Global mobility & risk management: 4 steps to success

Global mobility & risk management: 4 steps to success | FIDI

Relocating is a risky business. Global mobility professionals know that they need to ensure that assignees are looked after, and that all risks are carefully assessed and mitigated. They need to be compliant, and of course they want the expat experience to be a happy, positive, successful one from a business point of view.

But global mobility people are not the only ones weighing up the risks. The specialist moving companies that they hire are duty-bound to manage risks carefully too. As an organization, FIDI understands the importance of risk management and regularly raises awareness among its members, notably through a recent introductory workshop on risk management in the relocation industry, hosted by EY.

The changing face of risk management

At the recent FIDI Conference held in Amsterdam in March 2019, Keren Yagel Brody and Thijs Deweerdt, senior managers and in-charge of the FAIM auditing process at EY, spoke about the way risk management is changing as the relocation industry itself evolves.

“There have been a number of huge changes – especially in terms of processes. Today there are so many different parties involved in order to generate revenue. Everything used to be done in-house, while today companies rely a lot more on outsourcing core services. That seems to make jobs easier, but it actually makes the industry as a whole more complex and more interdependent. Along with technological innovation – and data privacy is especially key here – the global mobility industry is no longer the ‘old-school’ industry it was before.”

Keren also offered advice to FIDI Affiliates preparing for their FAIM audit – and by extension, any company wanting to implement a process of due diligence: “Remember that risk management is an exercise you need to do with different parties in the organization. Try to bring as many different points of view into the discussion as you can, because it is subjective. However, if you do it right, you can create or save a lot of value for your company – whether it’s small or large, these exercises are often quite similar. The knowledge for each unique company is there, it’s just a matter of applying it in the right manner.

How you can assess and mitigate risk

There are seven specific types of events, but, in general, operational risk comprises parts of compliance, credit, strategic, reputational, market & liquidity risk. Yet the way operational risk is handled can be distilled into two key factors: assessing risk and responding to risk.

The specialists at EY have identified 10 main risks associated to global mobility. Highly similar topics were also echoed in’s annual assessment of operational risks in 2017:

  1. Cyber
  2. Regulatory
  3. Outsourcing
  4. Credit
  5. Organizational change
  6. IT failure
  7. AML & sanctions
  8. Fraud
  9. Physical attack
  10. Geopolitical risk

How do you respond to those risks? By recommendation of Keren, keep it practical. We see four possible risk responses:

1. Accept

Identify each and every risk through teamwork and brainstorming. Afterwards, catalogue and prioritize each one to determine your priorities. For risks that could cause only minimal disruption, acceptance can be a valid risk management strategy.

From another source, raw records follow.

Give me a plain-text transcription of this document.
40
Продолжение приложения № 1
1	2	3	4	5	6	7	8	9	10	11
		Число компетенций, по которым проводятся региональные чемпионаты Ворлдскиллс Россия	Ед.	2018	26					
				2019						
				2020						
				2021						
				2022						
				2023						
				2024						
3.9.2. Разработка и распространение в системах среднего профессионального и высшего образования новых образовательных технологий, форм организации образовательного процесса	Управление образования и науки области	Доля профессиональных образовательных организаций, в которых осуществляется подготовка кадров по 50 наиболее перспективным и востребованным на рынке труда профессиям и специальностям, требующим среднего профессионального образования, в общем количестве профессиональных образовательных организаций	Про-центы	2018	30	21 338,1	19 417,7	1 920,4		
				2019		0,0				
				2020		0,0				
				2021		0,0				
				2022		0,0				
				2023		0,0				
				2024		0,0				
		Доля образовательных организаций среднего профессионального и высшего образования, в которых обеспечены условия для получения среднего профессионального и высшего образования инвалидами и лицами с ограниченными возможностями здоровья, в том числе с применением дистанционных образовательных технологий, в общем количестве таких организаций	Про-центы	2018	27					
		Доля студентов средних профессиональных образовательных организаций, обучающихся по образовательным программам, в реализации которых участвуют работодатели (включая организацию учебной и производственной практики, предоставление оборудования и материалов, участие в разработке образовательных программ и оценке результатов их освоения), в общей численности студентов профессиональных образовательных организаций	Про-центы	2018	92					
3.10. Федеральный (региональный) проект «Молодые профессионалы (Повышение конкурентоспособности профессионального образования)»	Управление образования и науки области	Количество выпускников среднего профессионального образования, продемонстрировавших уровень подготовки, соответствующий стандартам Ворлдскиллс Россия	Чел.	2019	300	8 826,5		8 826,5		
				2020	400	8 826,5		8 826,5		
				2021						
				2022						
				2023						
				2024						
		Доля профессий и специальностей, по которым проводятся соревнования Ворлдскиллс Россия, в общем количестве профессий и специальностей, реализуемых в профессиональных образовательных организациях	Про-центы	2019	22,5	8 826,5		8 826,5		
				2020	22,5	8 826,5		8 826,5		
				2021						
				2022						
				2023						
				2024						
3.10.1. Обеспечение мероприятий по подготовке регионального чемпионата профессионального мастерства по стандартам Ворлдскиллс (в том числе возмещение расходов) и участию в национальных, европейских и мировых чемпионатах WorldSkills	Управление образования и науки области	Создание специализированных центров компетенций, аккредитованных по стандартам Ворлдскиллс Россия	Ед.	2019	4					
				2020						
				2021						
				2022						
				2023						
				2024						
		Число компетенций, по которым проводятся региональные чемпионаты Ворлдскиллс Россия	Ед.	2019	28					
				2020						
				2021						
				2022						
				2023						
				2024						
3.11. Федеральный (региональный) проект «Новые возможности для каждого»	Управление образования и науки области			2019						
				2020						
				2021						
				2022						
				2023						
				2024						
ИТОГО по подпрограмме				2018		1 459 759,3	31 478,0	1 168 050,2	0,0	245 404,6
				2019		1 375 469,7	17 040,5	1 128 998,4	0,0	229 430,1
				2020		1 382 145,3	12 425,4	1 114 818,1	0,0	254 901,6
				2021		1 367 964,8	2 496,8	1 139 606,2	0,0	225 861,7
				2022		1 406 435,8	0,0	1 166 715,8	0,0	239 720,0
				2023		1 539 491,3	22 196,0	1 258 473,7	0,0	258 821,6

In essence, acceptance is acceptable only when you have determined that there are better uses of your resources.

2. Avoid

When a certain risk has the potential to fundamentally impact an assignment, project or activity, avoidance should be explored as a first step.

For instance, if an expat is headed to a politically unstable region right before a hotly contested election, it could be a good idea to postpone said relocation and re-assess the situation afterwards. Yes, avoidance often comes down to common sense and informed decision-making.

3. Transfer

Commonly perceived as the least favourable option since it gives control over to another party. Recently, with the backing of specialized companies, such as FAIM certified companies, risk-outsourcing has become more popular than ever before.

In essence, you task a third party to take the associated risk – and pay the price.

4. Mitigate

Mitigation is the most obvious and wide-spread risk management strategy. It consists of preparing a series of actions to minimize the impact of certain risks – especially useful for countering large risks.

In the global mobility industry these risks have been identified by EY as cyber threats/ hacks and regulatory incompliance. Both issues leave no middle ground and remaining on the wrong side means eventually paying a potentially very high price.

Mitigation is the most obvious and wide-spread risk management strategy | FIDI


It’s interesting to see how risk management is perceived by others in the global mobility industry. Relocation companies may be very different to the global enterprises they count as their customers but you both have a duty of care towards the ultimate beneficiary: the expat.

Seeing risk management from their perspective can only help you to better understand your own position and help you set up your own risk management policies. Above all, you have to be sure all parties involved adhere to the highest quality standards and know how to mitigate certain risks. Did we mention that FAIM certified FIDI Affiliates are audited by independent EY auditors every three years?